The southern entrance of the Shanghai Museum is flanked by eight dignified mighty animals in white-marble sculpture, each with a height of close to three meters and a weight of about twenty tons. These eight sculpture were modeled and magnified after the prototypes carefully selected from over 300 stone and bronze sculpture relics of the Han, Northern and Southern, Sui and Tang Dynasties collected in the museum. The museum's perfect combination of traditional culture and modern architectural style is also fully captured by the interior decoration of the museum. For example, the hall's banisters are designed with interlocked dragon patterns; the even end of each railing is covered with the type of golden dragonhead derived from the Shang bronze design. Following the stoned steps into the hall, you will lose yourself in a mixed feeling of solemnity and joy upon opening the door of history.

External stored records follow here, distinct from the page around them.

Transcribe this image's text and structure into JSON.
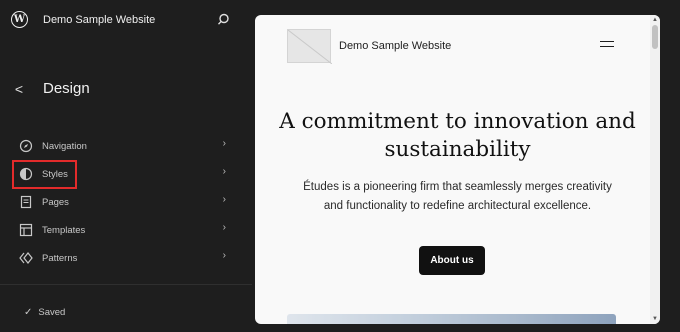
{
  "topbar": {
    "logo_text": "W",
    "site_title": "Demo Sample Website"
  },
  "design": {
    "back_label": "<",
    "title": "Design"
  },
  "nav": {
    "items": [
      {
        "label": "Navigation",
        "icon": "compass-icon"
      },
      {
        "label": "Styles",
        "icon": "half-circle-icon"
      },
      {
        "label": "Pages",
        "icon": "page-icon"
      },
      {
        "label": "Templates",
        "icon": "layout-icon"
      },
      {
        "label": "Patterns",
        "icon": "diamond-icon"
      }
    ],
    "chevron": "›"
  },
  "status": {
    "check": "✓",
    "saved_label": "Saved"
  },
  "preview": {
    "site_name": "Demo Sample Website",
    "heading": "A commitment to innovation and sustainability",
    "body": "Études is a pioneering firm that seamlessly merges creativity and functionality to redefine architectural excellence.",
    "button_label": "About us"
  },
  "colors": {
    "sidebar_bg": "#1e1e1e",
    "highlight": "#e32b2b",
    "preview_bg": "#f9f9f9",
    "button_bg": "#111111"
  }
}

The Shanghai Museum has a team of senior experts specializing in research and authentication of cultural relics, as well as in field archaeology. The research team has so far published 94 academic books over the years. Meanwhile, the museum features a modern library with over 200,000 books in the fields of art and history, a laboratory of scientific conservation of cultural relics which has won several prizes of National Science and Technology Achievement, a studio for restoring and mounting works of ancient Chinese painting and calligraphy, a studio for repairing and restoring ancient bronze and ceramic works, and a multi-functional international conference hall equipped with a simultaneous interpretation system.
The Archaeological Department of the Shanghai Museum undertakes the work of archaeological excavation in the Shanghai area. The archaeologists of the department have discovered twenty-seven historical sites raging in age from the Neolithic Age to the Warring States Period. They have also unearthed over 500 ancient tombs spanning from the Neolithic Age to the Ming and Qing Dynasties, which provides evidence in support of conclusion that Shanghai has a history of six thousand years.
The museum attaches great importance to international cultural exchanges, and has held thirty-nine art exhibitions of Chinese cultural relics in sixteen countries and regions in Asia, Europe, North America and Australia, and hosted thirty art exhibitions from foreign countries and regions. These activities have played a positive role in promoting the fine traditions of Chinese culture in the world and providing channels for the Chinese to know about foreign cultures. Actively engaged in international academic exchanges, the museum has sent more than one hundred specialists and scholars to participate in international academic conferences and seminars in recent years. At the same time, the museum has organized a number of academic symposiums on its premise.
The museum boasts a modern theater equipped with an advanced video projection system and a large high-definition display screen, through which visiting researchers of cultural relics will have a better idea of the best collection with the museum. As a special tour and guide service to regular visitors, the museum offers an audio tour of the museum's finest exhibits making use of the digital random access technology available in eight languages. With the help of his modern electronic commentary and interpretation guide, visitors will better enjoy the artistic beauty of the select works of ancient culture at their own pace while touring round the museum.